Credit history: A record of an individual's open and fully repaid debts. A credit history helps a lender to determine whether a potential borrower has a history of repaying debts in a timely manner.

Credit report: A report of an individual's credit history prepared by a credit bureau and used by a lender to determine a loan applicant's creditworthiness.

Covenant: A clause in a mortgage that obligates or restricts that borrower and which, if violated, can result in foreclosure.

Default: To fail to make mortgage payments on a timely basis or to comply with other mortgage conditions.

Deposit: Cash the buyer pays to the seller when both sign a formal sales contract.

Down payment: The part of the purchase price of a home, which the buyer pays in cash up front; not included in the loan.

Earnest money: Deposit given to the seller by the buyer when submitting an offer to show serious intent about buying a property.

Escrow: The holding of documents and money (such as a deposit) by a neutral third party prior to closing. Also an account held by the lender into which a homeowner pays money for taxes and insurance.

Fixed rate mortgage: Fixed rate mortgages are the simplest type. Your payment will not change over the life of your loan because your interest rate cannot change. These are among the most popular loans for those reasons.

Gift: Money given to borrowers to assist in the purchase of a home, usually from a relative, that does not require repayment.

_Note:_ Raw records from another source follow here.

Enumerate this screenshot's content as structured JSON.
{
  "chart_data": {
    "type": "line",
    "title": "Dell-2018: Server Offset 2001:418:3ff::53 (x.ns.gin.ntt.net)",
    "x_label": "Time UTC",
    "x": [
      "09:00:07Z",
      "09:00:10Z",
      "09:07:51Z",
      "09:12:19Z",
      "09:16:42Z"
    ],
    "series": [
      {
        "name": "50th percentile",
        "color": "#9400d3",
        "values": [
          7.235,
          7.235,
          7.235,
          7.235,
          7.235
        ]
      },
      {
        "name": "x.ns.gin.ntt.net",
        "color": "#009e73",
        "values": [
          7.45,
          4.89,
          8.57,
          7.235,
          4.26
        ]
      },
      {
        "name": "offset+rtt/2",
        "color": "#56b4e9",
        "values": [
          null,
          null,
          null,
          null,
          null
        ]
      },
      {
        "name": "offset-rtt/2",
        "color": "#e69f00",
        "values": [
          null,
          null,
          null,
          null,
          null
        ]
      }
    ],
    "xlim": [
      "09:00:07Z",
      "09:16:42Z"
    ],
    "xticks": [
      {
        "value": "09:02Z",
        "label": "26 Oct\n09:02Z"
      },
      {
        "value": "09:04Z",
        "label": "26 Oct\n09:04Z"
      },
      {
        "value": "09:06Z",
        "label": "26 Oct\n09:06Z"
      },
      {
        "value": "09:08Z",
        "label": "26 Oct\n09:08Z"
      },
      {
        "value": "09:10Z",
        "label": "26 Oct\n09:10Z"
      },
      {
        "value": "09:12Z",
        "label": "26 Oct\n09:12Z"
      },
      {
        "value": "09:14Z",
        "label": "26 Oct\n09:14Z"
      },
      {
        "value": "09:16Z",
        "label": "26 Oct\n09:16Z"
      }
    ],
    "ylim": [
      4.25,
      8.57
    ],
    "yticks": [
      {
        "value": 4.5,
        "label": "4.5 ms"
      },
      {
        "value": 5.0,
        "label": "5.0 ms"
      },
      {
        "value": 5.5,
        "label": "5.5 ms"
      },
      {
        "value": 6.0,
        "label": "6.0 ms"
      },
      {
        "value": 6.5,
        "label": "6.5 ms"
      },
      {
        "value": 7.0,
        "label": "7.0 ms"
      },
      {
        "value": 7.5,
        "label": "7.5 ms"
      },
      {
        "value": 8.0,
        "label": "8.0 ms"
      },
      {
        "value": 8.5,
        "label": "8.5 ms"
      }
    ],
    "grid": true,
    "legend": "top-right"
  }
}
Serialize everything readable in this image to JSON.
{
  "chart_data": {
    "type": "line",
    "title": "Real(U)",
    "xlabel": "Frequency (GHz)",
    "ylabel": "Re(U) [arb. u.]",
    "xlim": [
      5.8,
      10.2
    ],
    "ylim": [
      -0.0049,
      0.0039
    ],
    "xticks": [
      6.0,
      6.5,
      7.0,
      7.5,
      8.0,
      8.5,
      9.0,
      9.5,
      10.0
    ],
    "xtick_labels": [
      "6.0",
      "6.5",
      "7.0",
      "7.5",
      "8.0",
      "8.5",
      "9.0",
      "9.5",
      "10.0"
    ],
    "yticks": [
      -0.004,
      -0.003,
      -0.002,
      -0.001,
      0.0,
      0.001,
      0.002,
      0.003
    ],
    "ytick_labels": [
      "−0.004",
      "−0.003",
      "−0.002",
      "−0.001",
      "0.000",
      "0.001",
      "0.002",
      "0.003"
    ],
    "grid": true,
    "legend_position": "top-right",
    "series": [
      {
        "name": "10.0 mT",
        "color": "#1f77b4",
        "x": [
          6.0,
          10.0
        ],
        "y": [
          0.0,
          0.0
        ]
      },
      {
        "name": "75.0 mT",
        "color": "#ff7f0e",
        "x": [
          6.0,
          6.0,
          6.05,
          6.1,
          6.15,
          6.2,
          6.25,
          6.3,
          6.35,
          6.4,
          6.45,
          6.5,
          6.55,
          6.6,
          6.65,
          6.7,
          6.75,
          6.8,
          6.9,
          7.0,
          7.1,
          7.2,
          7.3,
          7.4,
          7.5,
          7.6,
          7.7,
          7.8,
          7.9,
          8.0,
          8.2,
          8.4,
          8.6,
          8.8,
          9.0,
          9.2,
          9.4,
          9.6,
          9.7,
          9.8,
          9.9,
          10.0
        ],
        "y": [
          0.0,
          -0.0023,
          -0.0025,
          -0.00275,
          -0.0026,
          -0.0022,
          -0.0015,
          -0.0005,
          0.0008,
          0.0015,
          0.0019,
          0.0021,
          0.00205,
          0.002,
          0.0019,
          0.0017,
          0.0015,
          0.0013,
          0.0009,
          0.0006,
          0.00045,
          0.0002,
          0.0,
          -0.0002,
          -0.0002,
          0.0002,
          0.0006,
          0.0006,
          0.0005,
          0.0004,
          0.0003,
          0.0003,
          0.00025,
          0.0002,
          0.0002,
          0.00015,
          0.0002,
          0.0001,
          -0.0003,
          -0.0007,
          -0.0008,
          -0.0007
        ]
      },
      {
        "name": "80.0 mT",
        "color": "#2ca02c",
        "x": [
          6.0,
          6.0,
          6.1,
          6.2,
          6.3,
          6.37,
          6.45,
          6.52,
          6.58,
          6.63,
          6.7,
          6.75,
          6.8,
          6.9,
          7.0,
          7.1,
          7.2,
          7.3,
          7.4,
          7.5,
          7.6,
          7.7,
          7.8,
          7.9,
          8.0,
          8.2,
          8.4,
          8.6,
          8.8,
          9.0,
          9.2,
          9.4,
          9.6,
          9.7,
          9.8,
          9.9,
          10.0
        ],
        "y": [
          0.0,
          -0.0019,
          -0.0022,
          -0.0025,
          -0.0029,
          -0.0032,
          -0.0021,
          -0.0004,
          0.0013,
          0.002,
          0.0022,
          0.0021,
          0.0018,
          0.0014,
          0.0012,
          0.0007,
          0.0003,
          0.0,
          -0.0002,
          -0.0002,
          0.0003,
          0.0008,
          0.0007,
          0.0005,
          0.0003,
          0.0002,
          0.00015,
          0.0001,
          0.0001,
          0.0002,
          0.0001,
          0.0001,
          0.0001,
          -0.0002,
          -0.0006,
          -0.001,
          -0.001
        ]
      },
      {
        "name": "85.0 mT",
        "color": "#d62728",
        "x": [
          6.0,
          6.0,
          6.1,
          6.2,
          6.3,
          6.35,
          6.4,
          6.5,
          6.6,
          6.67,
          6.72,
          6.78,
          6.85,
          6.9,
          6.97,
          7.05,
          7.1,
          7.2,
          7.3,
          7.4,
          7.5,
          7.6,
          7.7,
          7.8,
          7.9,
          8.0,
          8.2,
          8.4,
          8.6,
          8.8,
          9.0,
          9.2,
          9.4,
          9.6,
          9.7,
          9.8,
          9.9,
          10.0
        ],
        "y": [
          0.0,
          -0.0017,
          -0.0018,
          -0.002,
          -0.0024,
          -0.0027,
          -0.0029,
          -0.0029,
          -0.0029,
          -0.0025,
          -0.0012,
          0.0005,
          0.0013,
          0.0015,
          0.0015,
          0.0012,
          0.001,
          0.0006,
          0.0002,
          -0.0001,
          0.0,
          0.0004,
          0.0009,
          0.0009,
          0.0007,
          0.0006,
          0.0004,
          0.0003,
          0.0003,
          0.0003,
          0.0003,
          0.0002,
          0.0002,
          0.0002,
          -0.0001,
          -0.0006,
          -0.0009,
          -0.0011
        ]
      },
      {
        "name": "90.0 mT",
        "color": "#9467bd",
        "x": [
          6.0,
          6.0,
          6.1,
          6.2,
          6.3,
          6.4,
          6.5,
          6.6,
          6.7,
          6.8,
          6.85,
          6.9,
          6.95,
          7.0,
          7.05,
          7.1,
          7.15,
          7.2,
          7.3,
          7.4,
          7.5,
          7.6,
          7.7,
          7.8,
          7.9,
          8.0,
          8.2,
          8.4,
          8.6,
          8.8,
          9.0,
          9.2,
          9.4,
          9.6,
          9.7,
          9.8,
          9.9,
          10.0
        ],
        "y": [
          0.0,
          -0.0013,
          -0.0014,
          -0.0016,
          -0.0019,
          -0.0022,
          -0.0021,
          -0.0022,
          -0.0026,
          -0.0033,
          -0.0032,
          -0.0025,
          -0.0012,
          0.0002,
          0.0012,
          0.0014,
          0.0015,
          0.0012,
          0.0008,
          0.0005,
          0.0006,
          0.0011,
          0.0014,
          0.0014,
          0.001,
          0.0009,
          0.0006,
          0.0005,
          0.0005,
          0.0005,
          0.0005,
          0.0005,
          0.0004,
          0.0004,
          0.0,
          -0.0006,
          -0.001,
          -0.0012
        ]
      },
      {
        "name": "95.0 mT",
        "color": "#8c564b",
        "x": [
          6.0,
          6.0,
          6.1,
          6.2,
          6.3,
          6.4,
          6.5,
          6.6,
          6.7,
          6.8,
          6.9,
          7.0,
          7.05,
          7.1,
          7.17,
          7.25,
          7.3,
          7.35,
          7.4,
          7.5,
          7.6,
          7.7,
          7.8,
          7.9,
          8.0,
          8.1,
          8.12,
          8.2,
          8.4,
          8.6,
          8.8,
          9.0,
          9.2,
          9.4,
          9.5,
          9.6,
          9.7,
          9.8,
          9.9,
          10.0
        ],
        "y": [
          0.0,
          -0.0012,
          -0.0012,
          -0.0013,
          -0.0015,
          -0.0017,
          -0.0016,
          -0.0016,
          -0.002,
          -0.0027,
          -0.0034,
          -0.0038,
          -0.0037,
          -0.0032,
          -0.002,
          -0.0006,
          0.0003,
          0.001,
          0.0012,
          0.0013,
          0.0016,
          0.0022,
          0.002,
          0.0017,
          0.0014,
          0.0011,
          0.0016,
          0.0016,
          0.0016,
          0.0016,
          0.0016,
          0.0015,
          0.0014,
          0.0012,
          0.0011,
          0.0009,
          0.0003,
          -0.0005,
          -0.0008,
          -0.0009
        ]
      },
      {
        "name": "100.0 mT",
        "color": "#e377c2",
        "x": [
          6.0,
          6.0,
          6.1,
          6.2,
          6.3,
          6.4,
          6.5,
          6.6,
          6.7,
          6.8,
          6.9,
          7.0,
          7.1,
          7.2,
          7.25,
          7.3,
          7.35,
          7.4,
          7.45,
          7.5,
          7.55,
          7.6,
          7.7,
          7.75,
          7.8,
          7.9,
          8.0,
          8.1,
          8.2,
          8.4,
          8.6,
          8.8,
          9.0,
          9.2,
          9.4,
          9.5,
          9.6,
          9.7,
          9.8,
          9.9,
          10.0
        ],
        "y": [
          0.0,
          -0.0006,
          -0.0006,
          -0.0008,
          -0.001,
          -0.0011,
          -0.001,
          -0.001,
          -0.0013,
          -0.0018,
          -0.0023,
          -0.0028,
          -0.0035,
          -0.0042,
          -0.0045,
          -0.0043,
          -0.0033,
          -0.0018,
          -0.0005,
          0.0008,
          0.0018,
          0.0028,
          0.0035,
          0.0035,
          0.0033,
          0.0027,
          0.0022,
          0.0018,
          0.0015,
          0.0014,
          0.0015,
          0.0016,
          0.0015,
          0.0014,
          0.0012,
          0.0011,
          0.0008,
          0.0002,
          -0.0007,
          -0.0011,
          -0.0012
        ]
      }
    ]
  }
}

Home equity loan: Home Equity loans let you borrow against the equity in your home.

Homeowners insurance: Homeowner's insurance covers fire, theft, certain natural disasters and personal liability if someone is injured on your property. It protects the lender against the loss of the property securing your mortgage. Proof of adequate homeowner's coverage is required to obtain a mortgage.

Interest: The cost of borrowing money.

Jumbo loan: loan for an amount that exceeds conforming loan limits established by regulation. The jumbo loan limit is $417,000 in most of the United States. The limit on jumbo loans is $625,500 in the highest-cost areas.

Mortgage: A legal document that pledges a property to the lender as security for payment of a debt.

Point: A point is a fee equal to 1% of the loan amount.

Refinancing: The process of obtaining a new mortgage, usually at a lower rate, to repay and replace an existing mortgage.

Title insurance: Title insurance provides protection against financial loss in case a defect in the title turns up at some future date.

Underwriting: The process of evaluating a loan application to determine the risk involved for the lender. It involves an analysis of the borrower's ability and willingness to repay the debt, and the value of the property.